Reputation: 5463
I have an older MYSQL 5.6.34 database that was created several years ago (not by me). I've taken one of the databases and started building tables in it for use in my applications when I noticed some of the other tables have a latin1
encoding. Then I noticed all the databases, with the exception of the information_schema
all use latin1
.
SCHEMA_NAME DEFAULT_CHARACTER_SET_NAME DEFAULT_COLLATION_NAME
information_schema utf8 utf8_general_ci
443347_pxa latin1 latin1_swedish_ci
443348_srp latin1 latin1_swedish_ci
warehouseinventory latin1 latin1_swedish_ci
I'm not sure why the original developer used latin1 for encoding and collation. There's no reason why really.

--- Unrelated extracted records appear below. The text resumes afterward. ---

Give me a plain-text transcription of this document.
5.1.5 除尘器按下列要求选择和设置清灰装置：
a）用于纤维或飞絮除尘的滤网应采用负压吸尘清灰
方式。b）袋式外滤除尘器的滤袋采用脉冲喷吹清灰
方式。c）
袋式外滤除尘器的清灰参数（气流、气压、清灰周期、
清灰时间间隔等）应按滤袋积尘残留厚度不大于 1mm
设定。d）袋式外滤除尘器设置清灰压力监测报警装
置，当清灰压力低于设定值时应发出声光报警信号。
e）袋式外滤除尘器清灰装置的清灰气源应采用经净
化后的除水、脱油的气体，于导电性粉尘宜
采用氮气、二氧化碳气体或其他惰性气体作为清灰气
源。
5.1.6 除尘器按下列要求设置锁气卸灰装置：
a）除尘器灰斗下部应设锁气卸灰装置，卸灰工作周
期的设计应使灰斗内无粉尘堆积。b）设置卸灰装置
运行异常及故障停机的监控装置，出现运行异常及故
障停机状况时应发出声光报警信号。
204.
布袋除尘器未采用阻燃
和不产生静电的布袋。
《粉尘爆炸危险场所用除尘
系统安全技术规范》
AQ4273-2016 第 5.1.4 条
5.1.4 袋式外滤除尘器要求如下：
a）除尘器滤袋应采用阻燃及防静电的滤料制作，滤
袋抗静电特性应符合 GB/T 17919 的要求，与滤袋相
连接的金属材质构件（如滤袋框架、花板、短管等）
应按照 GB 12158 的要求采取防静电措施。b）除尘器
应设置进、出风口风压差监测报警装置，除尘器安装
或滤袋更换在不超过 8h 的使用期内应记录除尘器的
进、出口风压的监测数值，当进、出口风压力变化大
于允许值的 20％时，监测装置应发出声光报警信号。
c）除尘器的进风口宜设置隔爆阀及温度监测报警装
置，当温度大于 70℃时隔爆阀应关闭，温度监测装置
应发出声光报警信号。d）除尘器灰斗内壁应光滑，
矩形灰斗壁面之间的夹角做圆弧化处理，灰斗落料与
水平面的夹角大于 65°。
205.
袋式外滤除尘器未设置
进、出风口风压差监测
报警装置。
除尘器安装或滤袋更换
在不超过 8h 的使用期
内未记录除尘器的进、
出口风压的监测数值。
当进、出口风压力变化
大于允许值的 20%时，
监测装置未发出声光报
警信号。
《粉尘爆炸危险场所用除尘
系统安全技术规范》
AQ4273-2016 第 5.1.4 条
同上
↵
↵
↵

I'm don't really want to change any encoding on any existing databases, I just want to create new tables with utf8mb4. But the more I think about it, to stay consistent I'd maybe want to change them. The last database I created was warehouseinventory
but I didn't notice the encoding, and I assume it defaulted to latin1
based on the encoding of the previously created databases.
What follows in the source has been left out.